Z Lechią bezbramkowo
W meczu 16. kolejki III ligi Warta Sieradz zremisowała u siebie z Lechią Tomaszów 0:0. To pierwszy bezbramkowy remis biało-zielonych w tym sezonie.
Na ten mecz kibice i sami piłkarze czekali z niecierpliwością. To właśnie Warta i Lechia długo nadawały ton rywalizacji w tym sezonie.

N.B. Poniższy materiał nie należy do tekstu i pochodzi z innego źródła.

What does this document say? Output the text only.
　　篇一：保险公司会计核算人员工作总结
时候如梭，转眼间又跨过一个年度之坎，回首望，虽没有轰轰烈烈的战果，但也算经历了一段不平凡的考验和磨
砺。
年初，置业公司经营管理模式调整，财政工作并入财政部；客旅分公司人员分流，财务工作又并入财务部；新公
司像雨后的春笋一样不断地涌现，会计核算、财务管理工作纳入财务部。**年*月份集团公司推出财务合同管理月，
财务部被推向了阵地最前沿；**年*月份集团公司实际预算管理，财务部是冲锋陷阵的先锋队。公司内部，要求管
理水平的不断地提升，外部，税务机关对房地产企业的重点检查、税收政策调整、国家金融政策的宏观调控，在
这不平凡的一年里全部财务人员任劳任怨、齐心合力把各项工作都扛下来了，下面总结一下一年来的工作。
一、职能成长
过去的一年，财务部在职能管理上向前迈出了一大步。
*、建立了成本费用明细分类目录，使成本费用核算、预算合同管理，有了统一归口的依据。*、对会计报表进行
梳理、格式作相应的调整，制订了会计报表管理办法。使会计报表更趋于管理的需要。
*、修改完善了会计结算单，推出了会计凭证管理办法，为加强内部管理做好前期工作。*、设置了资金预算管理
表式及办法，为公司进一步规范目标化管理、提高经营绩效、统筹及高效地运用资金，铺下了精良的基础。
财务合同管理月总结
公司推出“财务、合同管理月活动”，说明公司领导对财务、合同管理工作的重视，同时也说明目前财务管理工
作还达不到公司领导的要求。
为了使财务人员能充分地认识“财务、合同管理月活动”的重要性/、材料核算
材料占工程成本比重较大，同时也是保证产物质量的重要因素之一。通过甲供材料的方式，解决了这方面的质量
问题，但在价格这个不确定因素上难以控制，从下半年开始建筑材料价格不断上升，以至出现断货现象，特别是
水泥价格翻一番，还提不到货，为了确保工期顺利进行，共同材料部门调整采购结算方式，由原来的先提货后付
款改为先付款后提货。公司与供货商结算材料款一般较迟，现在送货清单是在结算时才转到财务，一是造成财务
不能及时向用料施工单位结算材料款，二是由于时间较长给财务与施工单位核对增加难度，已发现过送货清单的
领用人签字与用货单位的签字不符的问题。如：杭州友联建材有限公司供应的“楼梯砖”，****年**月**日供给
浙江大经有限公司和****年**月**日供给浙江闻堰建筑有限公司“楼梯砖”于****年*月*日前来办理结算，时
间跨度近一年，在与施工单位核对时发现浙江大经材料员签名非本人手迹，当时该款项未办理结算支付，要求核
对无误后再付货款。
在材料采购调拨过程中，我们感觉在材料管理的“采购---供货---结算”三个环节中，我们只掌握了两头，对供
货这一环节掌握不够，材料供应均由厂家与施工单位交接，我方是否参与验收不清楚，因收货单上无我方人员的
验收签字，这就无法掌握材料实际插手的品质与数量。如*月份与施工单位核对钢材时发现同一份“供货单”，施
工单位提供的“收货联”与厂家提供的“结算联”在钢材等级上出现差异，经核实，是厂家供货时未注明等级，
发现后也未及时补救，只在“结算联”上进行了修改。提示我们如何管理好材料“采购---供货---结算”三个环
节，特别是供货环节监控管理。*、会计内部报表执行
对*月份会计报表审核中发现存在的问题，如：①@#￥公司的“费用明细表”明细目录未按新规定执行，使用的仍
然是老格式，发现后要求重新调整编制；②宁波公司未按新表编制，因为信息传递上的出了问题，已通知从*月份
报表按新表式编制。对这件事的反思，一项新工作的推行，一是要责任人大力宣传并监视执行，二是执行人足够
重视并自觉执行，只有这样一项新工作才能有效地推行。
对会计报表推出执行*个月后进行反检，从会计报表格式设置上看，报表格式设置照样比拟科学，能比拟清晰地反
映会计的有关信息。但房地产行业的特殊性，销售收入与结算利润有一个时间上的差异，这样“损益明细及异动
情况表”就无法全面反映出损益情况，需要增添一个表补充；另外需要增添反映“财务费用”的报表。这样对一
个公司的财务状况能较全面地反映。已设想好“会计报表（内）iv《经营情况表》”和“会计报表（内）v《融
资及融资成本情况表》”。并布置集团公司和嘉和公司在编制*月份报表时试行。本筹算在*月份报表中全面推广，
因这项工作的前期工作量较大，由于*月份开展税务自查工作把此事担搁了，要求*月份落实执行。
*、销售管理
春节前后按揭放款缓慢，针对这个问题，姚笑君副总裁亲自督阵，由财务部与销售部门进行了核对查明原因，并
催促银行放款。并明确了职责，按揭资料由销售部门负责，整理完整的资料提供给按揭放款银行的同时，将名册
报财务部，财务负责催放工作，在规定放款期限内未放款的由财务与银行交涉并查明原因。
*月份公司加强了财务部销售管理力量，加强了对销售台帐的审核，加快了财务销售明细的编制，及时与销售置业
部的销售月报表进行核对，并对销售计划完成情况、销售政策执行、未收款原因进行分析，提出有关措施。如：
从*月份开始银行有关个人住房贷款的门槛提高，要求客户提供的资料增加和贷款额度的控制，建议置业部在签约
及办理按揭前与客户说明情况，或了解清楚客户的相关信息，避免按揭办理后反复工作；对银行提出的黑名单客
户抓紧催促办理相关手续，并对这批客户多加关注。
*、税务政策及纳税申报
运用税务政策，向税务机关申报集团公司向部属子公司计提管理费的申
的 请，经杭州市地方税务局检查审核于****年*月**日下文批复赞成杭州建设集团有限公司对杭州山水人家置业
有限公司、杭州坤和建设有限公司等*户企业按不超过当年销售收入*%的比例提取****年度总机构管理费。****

Sieradzanie wciąż prowadzą w tabeli, rywalom wiedzie się ostatnio nieco gorzej, przed meczem z Wartą byli na 7. miejscu, ale to wciąż groźny zespół. Lechia pokazała to w pierwszej połowie, kiedy stworzyła kilka groźnych sytuacji bramkowych. Największe zagrożenie pod bramką Kamila Adamka stwarzał Marcin Mirecki, który trzykrotnie był bliski zdobycia bramki. Groźnie strzelał także Kacper Rakowski, na szczęście wszystkie próby Lechii były minimalnie niecelnie, ew. piłkę wybijał Adamek. Warta najgroźniej zaatakowała w 32. minucie, kiedy Michał Bogdan ładnie dograł piłkę do Kamila Woźniaka, ale ten drugi nie trafił czysto z kilku metrów i posłał futbolówkę obok bramki. W ostatniej akcji pierwszej połowy uderzenia z dystansu spróbował jeszcze Piotr Kobierski, ale posłał piłkę zdecydowanie za wysoko. Po raz kolejny golem zapachniało w 60. minucie, kiedy rzut wolny wykonywali gospodarze. Do piłki podszedł Bogdan i ładnym technicznym strzałem trafił w poprzeczkę. Niespełna kwadrans później bliski szczęścia był Przemek Różycki, który próbował zaskoczyć Michała Chachułę strzałem głową. Mimo niepowodzeń Warta nie rezygnowała ze strzelenia bramki. Z dystansu uderzał groźnie Michał Łochowski, ale przestrzelił. Goście także nie ograniczali się do obrony, w 80. minucie z linii pola karnego uderzał Kamil Kubiak, ale na szczęście dla Warty strzał był równie mocny, co niecelny. W 82. minucie goście domagali się rzutu karnego za zagranie ręką jednego z obrońców Warty, ale jedyne, co wskórali, to żółta kartka. Obydwa zespoły do końca walczyły o komplet punktów, ale wynik nie uległ zmianie.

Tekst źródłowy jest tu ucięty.